While no claim has been filed against the retailer, class action against Boohoo could end up in High Court if settlement is not reached.

The retailer is preparing for legal backlash and has instructed Herbert Smith Freehills lawyers to keep off litigation, which involves around 100 institutional investors.

A spokesman for Boohoo told the Telegraph: “A formal claim relating to this matter has not been made. If any proceedings are issued in relation to this matter, they will be robustly defended.”

Is the Modern Slavery Act doing enough?

Stevens and Bolton partner Nicola Broadhurst said the threat of a class action from Boohoo stakeholders is “not surprising” and highlights “the inadequacy of the current Modern Slavery Act to ensure appropriate transparency and accountability on the part of large organisations to take full responsibility to reduce the risk of modern slavery in their supply chains.” and

“There is an onus on these large organisations to report annually on what they are doing to combat these risks,” she added.

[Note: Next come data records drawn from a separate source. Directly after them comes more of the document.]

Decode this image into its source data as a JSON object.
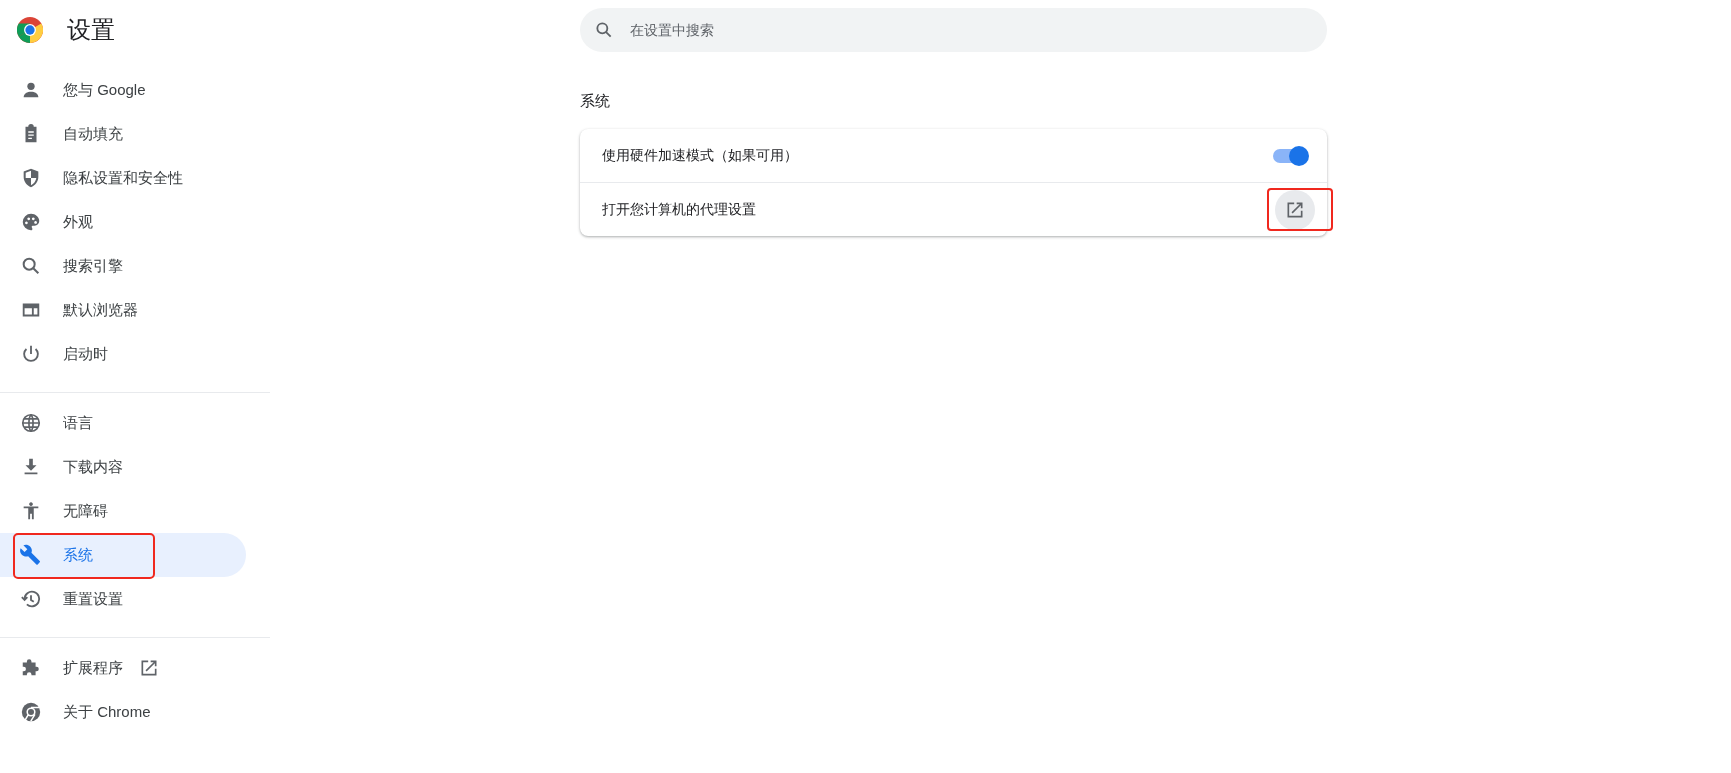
{
  "header": {
    "title": "设置"
  },
  "sidebar": {
    "groups": [
      {
        "items": [
          {
            "label": "您与 Google",
            "selected": false,
            "annotated": false,
            "external": false
          },
          {
            "label": "自动填充",
            "selected": false,
            "annotated": false,
            "external": false
          },
          {
            "label": "隐私设置和安全性",
            "selected": false,
            "annotated": false,
            "external": false
          },
          {
            "label": "外观",
            "selected": false,
            "annotated": false,
            "external": false
          },
          {
            "label": "搜索引擎",
            "selected": false,
            "annotated": false,
            "external": false
          },
          {
            "label": "默认浏览器",
            "selected": false,
            "annotated": false,
            "external": false
          },
          {
            "label": "启动时",
            "selected": false,
            "annotated": false,
            "external": false
          }
        ]
      },
      {
        "items": [
          {
            "label": "语言",
            "selected": false,
            "annotated": false,
            "external": false
          },
          {
            "label": "下载内容",
            "selected": false,
            "annotated": false,
            "external": false
          },
          {
            "label": "无障碍",
            "selected": false,
            "annotated": false,
            "external": false
          },
          {
            "label": "系统",
            "selected": true,
            "annotated": true,
            "external": false
          },
          {
            "label": "重置设置",
            "selected": false,
            "annotated": false,
            "external": false
          }
        ]
      },
      {
        "items": [
          {
            "label": "扩展程序",
            "selected": false,
            "annotated": false,
            "external": true
          },
          {
            "label": "关于 Chrome",
            "selected": false,
            "annotated": false,
            "external": false
          }
        ]
      }
    ]
  },
  "search": {
    "placeholder": "在设置中搜索"
  },
  "section": {
    "title": "系统",
    "rows": [
      {
        "kind": "toggle",
        "label": "使用硬件加速模式（如果可用）",
        "on": true,
        "annotated": false
      },
      {
        "kind": "external",
        "label": "打开您计算机的代理设置",
        "annotated": true
      }
    ]
  }
}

“This annual statement should be signed off at Board level, with a view to ensuring buy in for ethical activity from Boards and drive good behaviour from the top down,” Broadhurst advices.

“However, the Act still lacks the teeth to effectively sanction qualifying organisations who fail to report on what they’re doing to combat against modern slavery,” Broadhurst said, adding it is acceptable for companies to report it even when they are taking “no steps at all to combat modern slavery in this regard.”

“It seems many companies are doing little more than paying lip service to a reporting requirement and even fewer actually have a modern slavery strategy in place,” she added.

“With two previous attempts to amend the Modern Slavery Act being scrapped it remains to be seen if the current proposed Modern Slavery Bill will have more success.”

“In any case, it is sorely needed. Reputational risk alone will not change behaviours quickly enough,” Broadhurst concluded.